Segundo ele, é necessário pensar em programas com recursos públicos, que podem ser executados por meio de entidades do terceiro setor, por exemplo, para recolocação desses trabalhadores, além de um apoio adicional de suporte àqueles que não vão conseguir uma nova ocupação imediatamente.
“Não adianta só a economia brasileira se recuperar, precisamos de programas que vão ajudar e acelerar o processo desses trabalhadores voltarem a se inserir produtivamente na economia brasileira”, afirma Barros.
Ele também defende programas de apoio e assistência técnica a microempreendedores que terão de reerguer seus negócios afetados pela pandemia.
Para o economista, é necessário ainda reorganizar trabalhadores, de maneira a utilizar as capacidades que eles já possuem, mas em arranjos que sejam mais produtivos, como cooperativas certificadas por entidades públicas.
“Talvez mais importante do que dar uma nova formação para essas pessoas seja valorizar as competências que eles já têm.”
DESEMPREGADOS ANSEIAM POR VACINA PARA VOLTAR A TRABALHAR
Pessoas que ficaram sem ocupação durante a pandemia têm recorrido ao auxílio emergencial, que acaba neste mês, e à ajuda de entidades e governos que distribuem cestas básicas. Enquanto isso, esperam por uma normalização da economia que permita encontrar uma nova ocupação.
Moradora do Jardim Guarani, Joice Lopes, 33, comemora o primeiro dia de trabalho de seu marido como tapa-buraco da Prefeitura de São Paulo.
Já ela está desempregada há nove meses, quando foi dispensada do serviço de cuidadora de idosos. Um mês depois, descobriu que estava grávida da primeira filha, que vai nascer em janeiro. “A família queria deixar a senhora isolada e me mandou embora”, diz.
Dia 18, recebeu a última parcela do auxílio emergencial, e agora está atrás de outra fonte de renda para 2021. “Depois que a Naila nascer, espero voltar a trabalhar como atendente ou operadora de caixa.”
Ela está entre os 14 milhões de desempregados registrados pelas estatísticas do IBGE até novembro.
Outros 14 milhões não procuram trabalho e estão em desalento.
Maria Aparecida, 59, faz bicos de faxina, mas teve tendinite e não consegue trabalhar.
“Eu sou por conta, se eu não trabalho, não recebo”, diz, enquanto espera na fila para receber uma cesta básica na Brasilândia, zona norte de São Paulo. Ela vive com a filha, que trabalha em restaurante e ficou quatro meses parada durante a pandemia, recebendo apenas metade do salário. “É melhor do que nada. A cesta também ajuda, dá para mais de mês, mas depois a gente tem que se virar.”

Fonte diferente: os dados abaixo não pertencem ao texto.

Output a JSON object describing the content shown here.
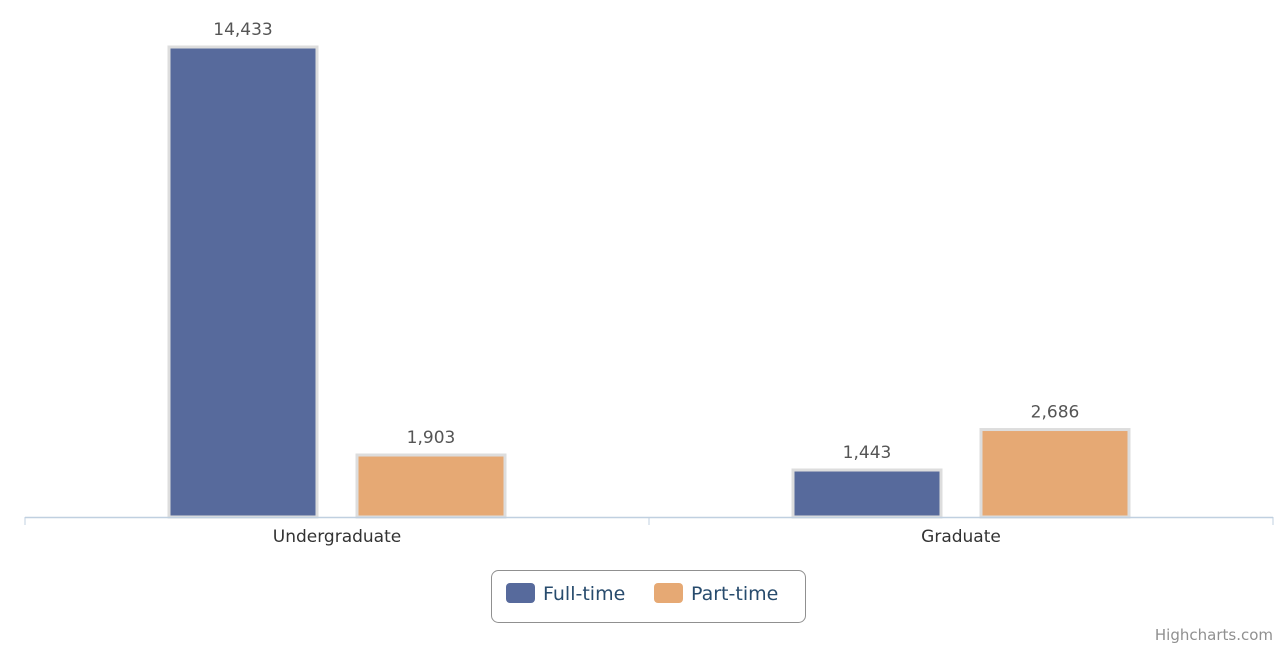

Sheila Cavalcante, 39, se formou em pedagogia no final de 2019 e pretendia começar a atuar na área neste ano, mas a pandemia adiou os planos. Ela tem dois filhos pequenos e seu marido, que era registrado em uma marcenaria, foi mandado embora ainda em março, quando as medidas de isolamento começaram em São Paulo. Os dois se cadastraram para receber o auxílio emergencial, mas só ela recebeu o benefício.

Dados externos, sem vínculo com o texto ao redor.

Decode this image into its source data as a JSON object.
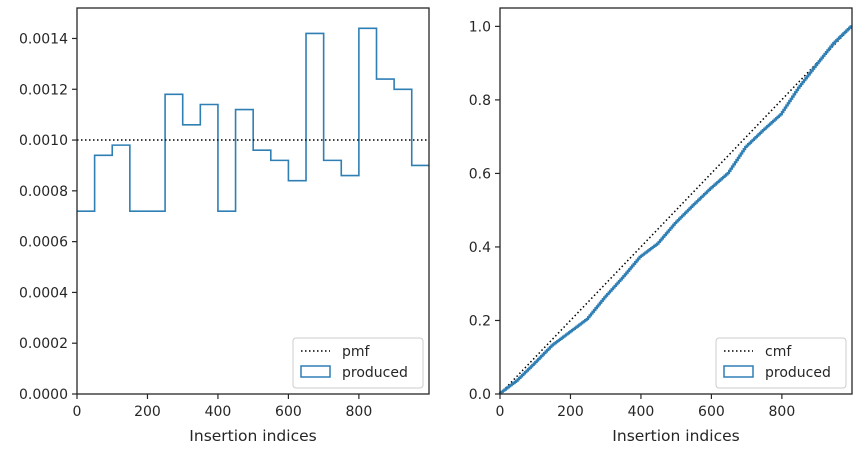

“As escolas fecharam, não tem jeito. O auxílio ajudou, mas você deixa de pagar a internet para pagar a luz e água. A única esperança é sair essa vacina para voltar a trabalhar.”
Claudia Pereira, 37, trabalhava na faxina de uma ONG voltada para crianças que também fechou as portas. Desde então, sobrevive de bicos e correndo atrás de cestas. Também recebeu o auxílio emergencial do governo. “Vai tudo em comida, água e luz”.
Seu filho mais velho era motoboy em uma casa de churros, mas foi dispensado. “Um simples vírus acabou com tudo. Agradecemos a Deus pelo dia a dia, porque estamos com saúde, mas que ano que vem seja melhor, porque este foi perdido.”